- Born: Joseph Luke Guy September 29, 1920
- Origin: New York City, U.S.
- Died: June 1, 1962 (aged 41)
- Genres: Jazz; bebop;
- Occupation: Musician
- Instrument: Trumpet
- Years active: late 1930s – 1962
- Formerly of: Fats Waller band; Teddy Hill band; Coleman Hawkins band;

= Joe Guy (musician) =

American jazz trumpeter (1920–1962)

Joseph Luke Guy (September 29, 1920 – June 1, 1962) was an American jazz trumpeter. He had a promising career as a young, progressive be-bop musician as he worked alongside more prominent musical acts until a drug addiction sidelined him from further success.
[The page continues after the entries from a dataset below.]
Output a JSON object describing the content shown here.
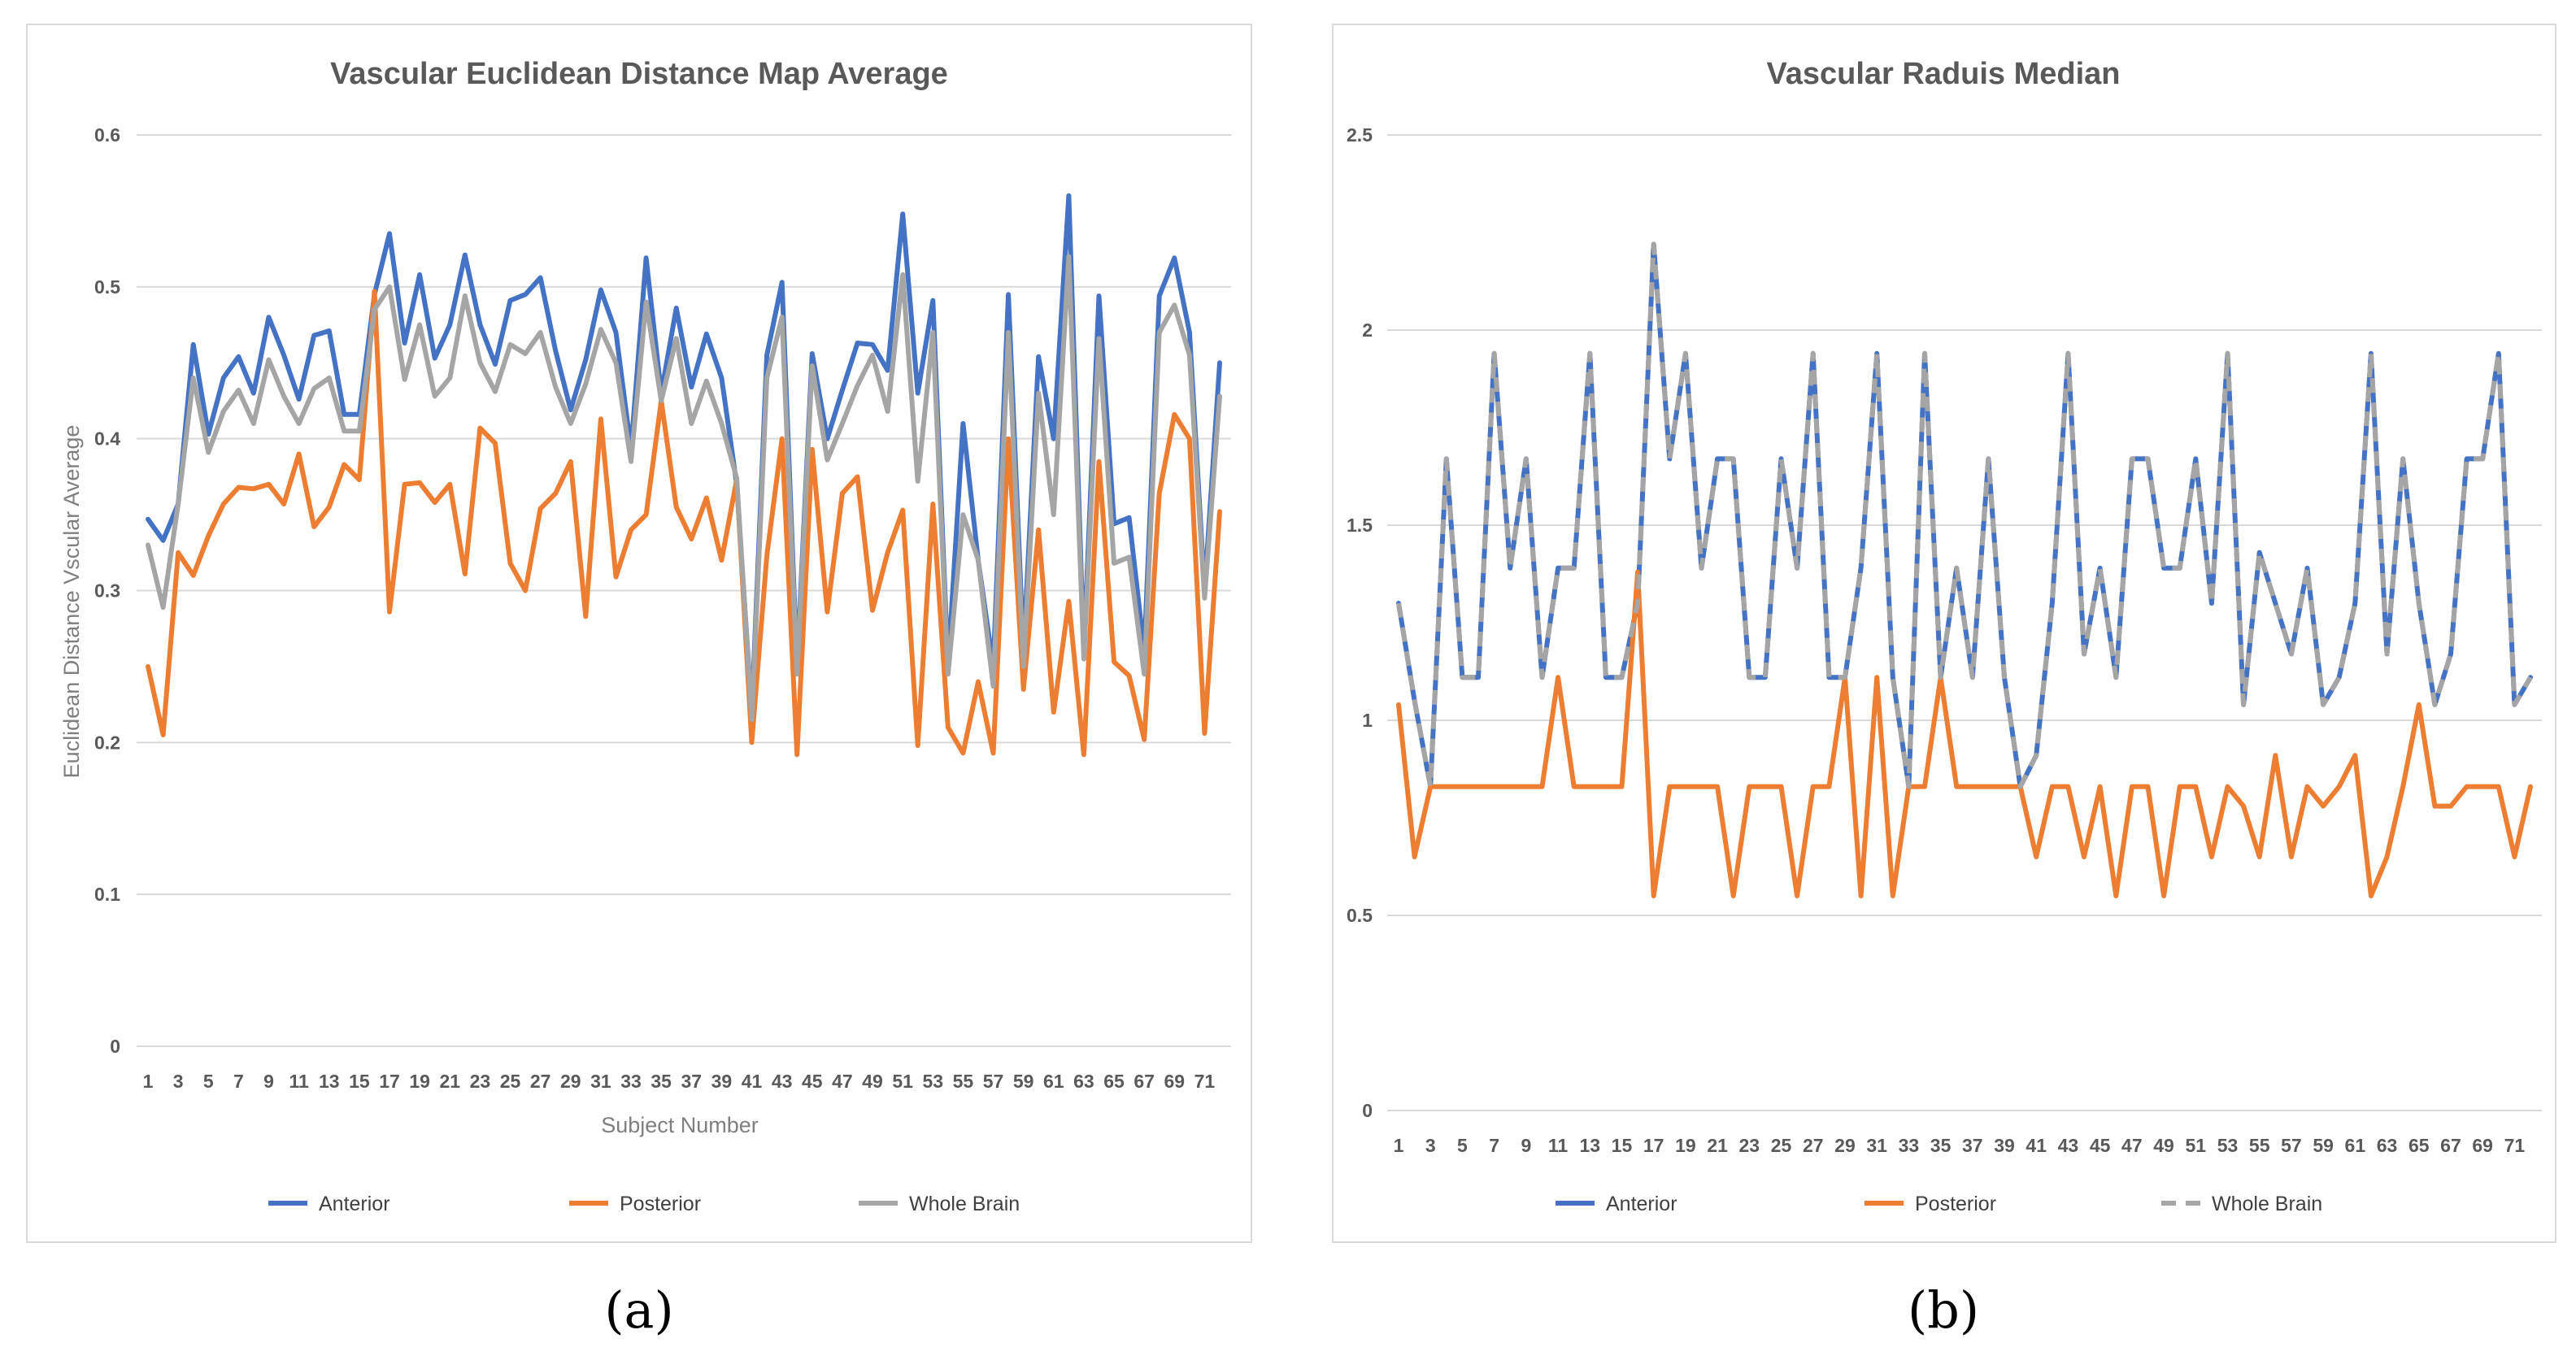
{
  "chart_data": [
    {
      "type": "line",
      "panel_label": "(a)",
      "title": "Vascular Euclidean Distance Map Average",
      "xlabel": "Subject Number",
      "ylabel": "Euclidean Distance  Vscular Average",
      "ylim": [
        0,
        0.6
      ],
      "yticks": [
        "0",
        "0.1",
        "0.2",
        "0.3",
        "0.4",
        "0.5",
        "0.6"
      ],
      "ytick_values": [
        0,
        0.1,
        0.2,
        0.3,
        0.4,
        0.5,
        0.6
      ],
      "xticks": [
        "1",
        "3",
        "5",
        "7",
        "9",
        "11",
        "13",
        "15",
        "17",
        "19",
        "21",
        "23",
        "25",
        "27",
        "29",
        "31",
        "33",
        "35",
        "37",
        "39",
        "41",
        "43",
        "45",
        "47",
        "49",
        "51",
        "53",
        "55",
        "57",
        "59",
        "61",
        "63",
        "65",
        "67",
        "69",
        "71"
      ],
      "x": [
        1,
        2,
        3,
        4,
        5,
        6,
        7,
        8,
        9,
        10,
        11,
        12,
        13,
        14,
        15,
        16,
        17,
        18,
        19,
        20,
        21,
        22,
        23,
        24,
        25,
        26,
        27,
        28,
        29,
        30,
        31,
        32,
        33,
        34,
        35,
        36,
        37,
        38,
        39,
        40,
        41,
        42,
        43,
        44,
        45,
        46,
        47,
        48,
        49,
        50,
        51,
        52,
        53,
        54,
        55,
        56,
        57,
        58,
        59,
        60,
        61,
        62,
        63,
        64,
        65,
        66,
        67,
        68,
        69,
        70,
        71,
        72
      ],
      "legend_position": "bottom",
      "series": [
        {
          "name": "Anterior",
          "color": "#4472c4",
          "dash": false,
          "values": [
            0.347,
            0.333,
            0.357,
            0.462,
            0.403,
            0.44,
            0.454,
            0.43,
            0.48,
            0.455,
            0.426,
            0.468,
            0.471,
            0.416,
            0.416,
            0.495,
            0.535,
            0.463,
            0.508,
            0.453,
            0.475,
            0.521,
            0.475,
            0.449,
            0.491,
            0.495,
            0.506,
            0.458,
            0.419,
            0.452,
            0.498,
            0.47,
            0.393,
            0.519,
            0.43,
            0.486,
            0.434,
            0.469,
            0.44,
            0.37,
            0.22,
            0.455,
            0.503,
            0.25,
            0.456,
            0.4,
            0.432,
            0.463,
            0.462,
            0.445,
            0.548,
            0.43,
            0.491,
            0.25,
            0.41,
            0.32,
            0.25,
            0.495,
            0.26,
            0.454,
            0.4,
            0.56,
            0.26,
            0.494,
            0.344,
            0.348,
            0.26,
            0.494,
            0.519,
            0.47,
            0.3,
            0.45
          ]
        },
        {
          "name": "Posterior",
          "color": "#ed7d31",
          "dash": false,
          "values": [
            0.25,
            0.205,
            0.325,
            0.31,
            0.336,
            0.357,
            0.368,
            0.367,
            0.37,
            0.357,
            0.39,
            0.342,
            0.355,
            0.383,
            0.373,
            0.497,
            0.286,
            0.37,
            0.371,
            0.358,
            0.37,
            0.311,
            0.407,
            0.397,
            0.318,
            0.3,
            0.354,
            0.364,
            0.385,
            0.283,
            0.413,
            0.309,
            0.34,
            0.35,
            0.425,
            0.355,
            0.334,
            0.361,
            0.32,
            0.373,
            0.2,
            0.323,
            0.4,
            0.192,
            0.393,
            0.286,
            0.364,
            0.375,
            0.287,
            0.325,
            0.353,
            0.198,
            0.357,
            0.21,
            0.193,
            0.24,
            0.193,
            0.4,
            0.235,
            0.34,
            0.22,
            0.293,
            0.192,
            0.385,
            0.253,
            0.244,
            0.202,
            0.364,
            0.416,
            0.4,
            0.206,
            0.352
          ]
        },
        {
          "name": "Whole Brain",
          "color": "#a5a5a5",
          "dash": false,
          "values": [
            0.33,
            0.289,
            0.357,
            0.44,
            0.391,
            0.418,
            0.432,
            0.41,
            0.452,
            0.428,
            0.41,
            0.433,
            0.44,
            0.405,
            0.405,
            0.485,
            0.5,
            0.439,
            0.475,
            0.428,
            0.44,
            0.494,
            0.45,
            0.431,
            0.462,
            0.456,
            0.47,
            0.434,
            0.41,
            0.436,
            0.472,
            0.45,
            0.385,
            0.49,
            0.425,
            0.466,
            0.41,
            0.438,
            0.41,
            0.374,
            0.215,
            0.44,
            0.48,
            0.245,
            0.448,
            0.386,
            0.41,
            0.435,
            0.455,
            0.418,
            0.508,
            0.372,
            0.47,
            0.245,
            0.35,
            0.32,
            0.237,
            0.47,
            0.25,
            0.43,
            0.35,
            0.52,
            0.255,
            0.466,
            0.318,
            0.322,
            0.245,
            0.47,
            0.488,
            0.455,
            0.295,
            0.428
          ]
        }
      ]
    },
    {
      "type": "line",
      "panel_label": "(b)",
      "title": "Vascular Raduis Median",
      "xlabel": "",
      "ylabel": "",
      "ylim": [
        0,
        2.5
      ],
      "yticks": [
        "0",
        "0.5",
        "1",
        "1.5",
        "2",
        "2.5"
      ],
      "ytick_values": [
        0,
        0.5,
        1,
        1.5,
        2,
        2.5
      ],
      "xticks": [
        "1",
        "3",
        "5",
        "7",
        "9",
        "11",
        "13",
        "15",
        "17",
        "19",
        "21",
        "23",
        "25",
        "27",
        "29",
        "31",
        "33",
        "35",
        "37",
        "39",
        "41",
        "43",
        "45",
        "47",
        "49",
        "51",
        "53",
        "55",
        "57",
        "59",
        "61",
        "63",
        "65",
        "67",
        "69",
        "71"
      ],
      "x": [
        1,
        2,
        3,
        4,
        5,
        6,
        7,
        8,
        9,
        10,
        11,
        12,
        13,
        14,
        15,
        16,
        17,
        18,
        19,
        20,
        21,
        22,
        23,
        24,
        25,
        26,
        27,
        28,
        29,
        30,
        31,
        32,
        33,
        34,
        35,
        36,
        37,
        38,
        39,
        40,
        41,
        42,
        43,
        44,
        45,
        46,
        47,
        48,
        49,
        50,
        51,
        52,
        53,
        54,
        55,
        56,
        57,
        58,
        59,
        60,
        61,
        62,
        63,
        64,
        65,
        66,
        67,
        68,
        69,
        70,
        71,
        72
      ],
      "legend_position": "bottom",
      "series": [
        {
          "name": "Anterior",
          "color": "#4472c4",
          "dash": false,
          "values": [
            1.3,
            1.05,
            0.83,
            1.67,
            1.11,
            1.11,
            1.94,
            1.39,
            1.67,
            1.11,
            1.39,
            1.39,
            1.94,
            1.11,
            1.11,
            1.3,
            2.22,
            1.67,
            1.94,
            1.39,
            1.67,
            1.67,
            1.11,
            1.11,
            1.67,
            1.39,
            1.94,
            1.11,
            1.11,
            1.39,
            1.94,
            1.11,
            0.83,
            1.94,
            1.11,
            1.39,
            1.11,
            1.67,
            1.11,
            0.83,
            0.91,
            1.3,
            1.94,
            1.17,
            1.39,
            1.11,
            1.67,
            1.67,
            1.39,
            1.39,
            1.67,
            1.3,
            1.94,
            1.04,
            1.43,
            1.3,
            1.17,
            1.39,
            1.04,
            1.11,
            1.3,
            1.94,
            1.17,
            1.67,
            1.3,
            1.04,
            1.17,
            1.67,
            1.67,
            1.94,
            1.04,
            1.11
          ]
        },
        {
          "name": "Posterior",
          "color": "#ed7d31",
          "dash": false,
          "values": [
            1.04,
            0.65,
            0.83,
            0.83,
            0.83,
            0.83,
            0.83,
            0.83,
            0.83,
            0.83,
            1.11,
            0.83,
            0.83,
            0.83,
            0.83,
            1.38,
            0.55,
            0.83,
            0.83,
            0.83,
            0.83,
            0.55,
            0.83,
            0.83,
            0.83,
            0.55,
            0.83,
            0.83,
            1.11,
            0.55,
            1.11,
            0.55,
            0.83,
            0.83,
            1.11,
            0.83,
            0.83,
            0.83,
            0.83,
            0.83,
            0.65,
            0.83,
            0.83,
            0.65,
            0.83,
            0.55,
            0.83,
            0.83,
            0.55,
            0.83,
            0.83,
            0.65,
            0.83,
            0.78,
            0.65,
            0.91,
            0.65,
            0.83,
            0.78,
            0.83,
            0.91,
            0.55,
            0.65,
            0.83,
            1.04,
            0.78,
            0.78,
            0.83,
            0.83,
            0.83,
            0.65,
            0.83
          ]
        },
        {
          "name": "Whole Brain",
          "color": "#a5a5a5",
          "dash": true,
          "values": [
            1.3,
            1.05,
            0.83,
            1.67,
            1.11,
            1.11,
            1.94,
            1.39,
            1.67,
            1.11,
            1.39,
            1.39,
            1.94,
            1.11,
            1.11,
            1.3,
            2.22,
            1.67,
            1.94,
            1.39,
            1.67,
            1.67,
            1.11,
            1.11,
            1.67,
            1.39,
            1.94,
            1.11,
            1.11,
            1.39,
            1.94,
            1.11,
            0.83,
            1.94,
            1.11,
            1.39,
            1.11,
            1.67,
            1.11,
            0.83,
            0.91,
            1.3,
            1.94,
            1.17,
            1.39,
            1.11,
            1.67,
            1.67,
            1.39,
            1.39,
            1.67,
            1.3,
            1.94,
            1.04,
            1.43,
            1.3,
            1.17,
            1.39,
            1.04,
            1.11,
            1.3,
            1.94,
            1.17,
            1.67,
            1.3,
            1.04,
            1.17,
            1.67,
            1.67,
            1.94,
            1.04,
            1.11
          ]
        }
      ]
    }
  ]
}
Much of Guy's early personal life is obscured, but it is known he began his professional music career performing in New York City and joined Fats Waller's backup band in the late 1930s. Following that, in 1938, Guy succeeded Dizzy Gillespie in Teddy Hill's orchestra and patterned a playing style that followed his musical role model, Roy Eldridge. Despite his range, speed, and potential, Guy never managed to surpass Eldridge's abilities, though Guy was considered a musical talent when taking into account his young age. Additionally, he became a key soloist in Coleman Hawkins's short-lived big band in 1940.

In 1941–42, Guy was a regular performer as a member of the after-hours band at Minton's Playhouse, alongside Nick Fenton, Kenny Clarke, and Thelonious Monk, in jam sessions with early bop music. Also during this period, Guy was actively involved in numerous recordings by Jerry Newman and also appeared on songs by Charlie Christian, Hot Lips Page, Roy Eldridge, and Don Byas. Guy began incorporating Gillespie's influences into his playing, with his performance on Monk's 1942 song "Epistrophy" arguably being the highlight of his recording career. Much of his appearances as an instrumentalist are marked by his enthusiasm and tempo; however, on occasion, Guy would over exert himself and consequently sound erratic.

Guy struggled with a heroin addiction throughout the majority of his brief career. In 1945–46, he was involved with Billie Holiday both professionally and intimately. When Guy and Holiday were both busted for drug possession, the two cut ties thereafter. Afterwards, Guy moved to his birthplace in Birmingham, Alabama, before falling into relative obscurity among the music industry. Still, he performed at the Woodland Club with local musician Frank Adams and advised others about the dangers of his addiction.

Guy died on June 1, 1962, at the age of 41.